Source : L’Antéchrist à l’âge classique, summulae, exégèse et politique par Jean-Robert Armogathe, éditions Mille et Une Nuits, collection Les Quarante piliers, dirigée par Pierre Legendre, relecture dix ans après.
L’identification de Mahomet comme Antéchrist est
curieusement tardive : nous avons vu plus haut que Betaus de Liébana, qui
commente l’Apocalypse dans la seconde moitié du huitième siècle, ne fait aucune
allusion à la domination des musulmans, qui occupaient encore une bonne partie
de la péninsule ibérique. Son commentaire reste de nature morale et symbolique,
évitant les applications historiques.
Les mille ans sont pour lui la période entre les deux
venues du Christ, avant une brève domination de l’Antéchrist. Ce commentaire,
qui contient plusieurs traits communs du portrait de l’Antéchrist, sera
largement diffusé. Moins connues, les lectures de Saint Euloge et de Paul
Alvarus de Cordoue, au neuvième siècle, font place à Mahomet, mais seulement
comme précurseur de l’Antéchrist ; selon les calculs d’Alvarus, la ruine
de l’islam est proche car son règne était prévu pour 245 ans, selon la périodisation
du Livre de Daniel : « trois temps et demi », interprétée pour
des périodes de 70 ans. Écrivant en 854, fixant vers 618 le commencement de
l’ère musulmane, il pouvait penser que la fin du monde était proche. Par une
curieuse coïncidence, l’émir de Cordoue, Abd er-Rahman III mourut en 852 ;
Mahomet I lui succéda et le nom du nouvel émir fut aussitôt interprété comme un
signe eschatologique.
Alvarus note enfin que M.ahom.et serait mort en 666, le
chiffre de la Bête. Ce comput repose sur l’ère d’Espagne, qui avait 38 ans
d’avance sur l’ère romaine, et Alvarus le trouvait dans une Vie de Mahomet
écrite en Espagne, et qui a circulé sous des formes différentes : Euloge
dit qu’il l’avait trouvée au monastère de Leyra en Navarre, près de Pampelune.

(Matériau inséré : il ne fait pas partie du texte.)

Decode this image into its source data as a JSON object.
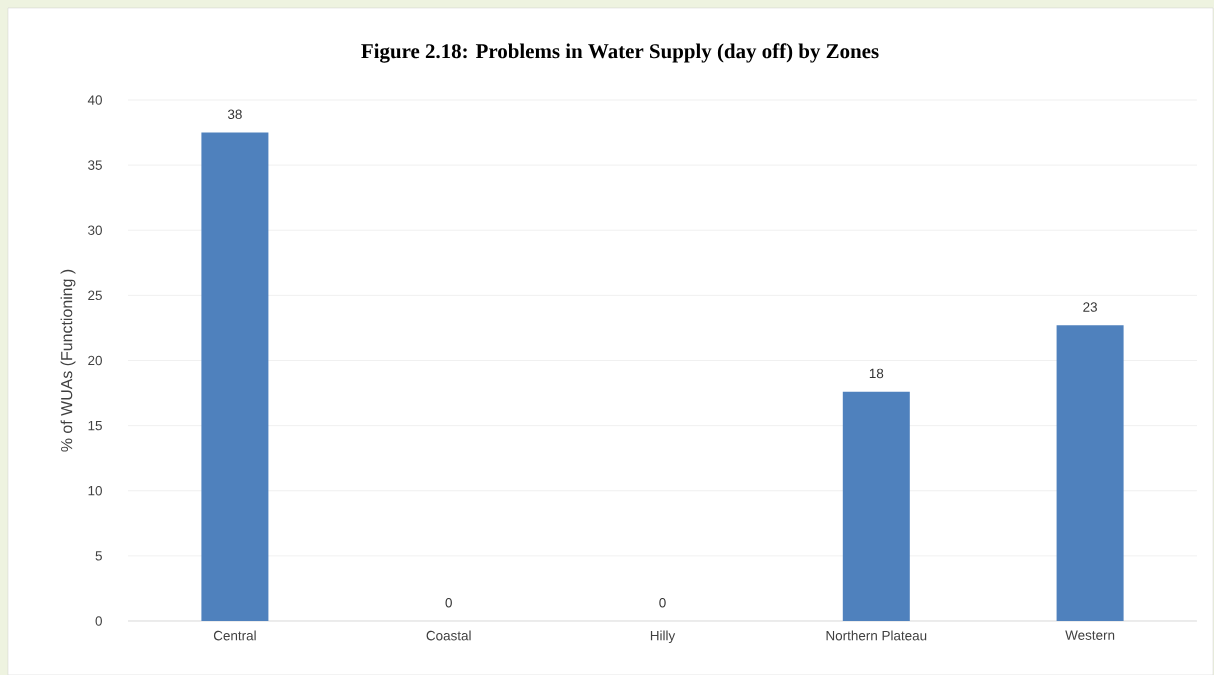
{
  "chart_data": {
    "type": "bar",
    "title": "Figure 2.18: Problems in Water Supply (day off) by Zones",
    "ylabel": "% of WUAs (Functioning )",
    "categories": [
      "Central",
      "Coastal",
      "Hilly",
      "Northern Plateau",
      "Western"
    ],
    "values": [
      37.5,
      0,
      0,
      17.6,
      22.7
    ],
    "value_labels": [
      "38",
      "0",
      "0",
      "18",
      "23"
    ],
    "color": "#4f81bd",
    "ylim": [
      0,
      40
    ],
    "yticks": [
      0,
      5,
      10,
      15,
      20,
      25,
      30,
      35,
      40
    ],
    "grid": "y"
  }
}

Le Livre des Figures, une compilation de dessins
symboliques de Joachim de Flore, avec des textes qui semblent avoir été réunis
par ses disciples après sa mort, identifie les sept têtes du Dragon (Apocalypse
12) avec sept « mauvais gouvernants » : Hérode, Néron,
Constantin l’Arien, Mahomet, Messemoth (probablement un roi d’Afrique du Nord),
Saladin et « le septième roi qui est proprement appelé l’Antéchrist, bien
qu’il y en aura un autre comme lui, tout aussi mauvais, symbolisé par la
queue. »
La description de Joachim de Flore s’accordait avec sa vision de l’Histoire : une venue prochaine de l’Antéchrist, suivant de près les persécutions des chrétiens par son contemporain Saladin, puis sa défaite et le triomphe de l’Esprit, le troisième âge du monde. Cette dernière période de l’humanité viendrait à terme sous la persécution de Gog, prophétisée par la queue du Dragon au sept têtes.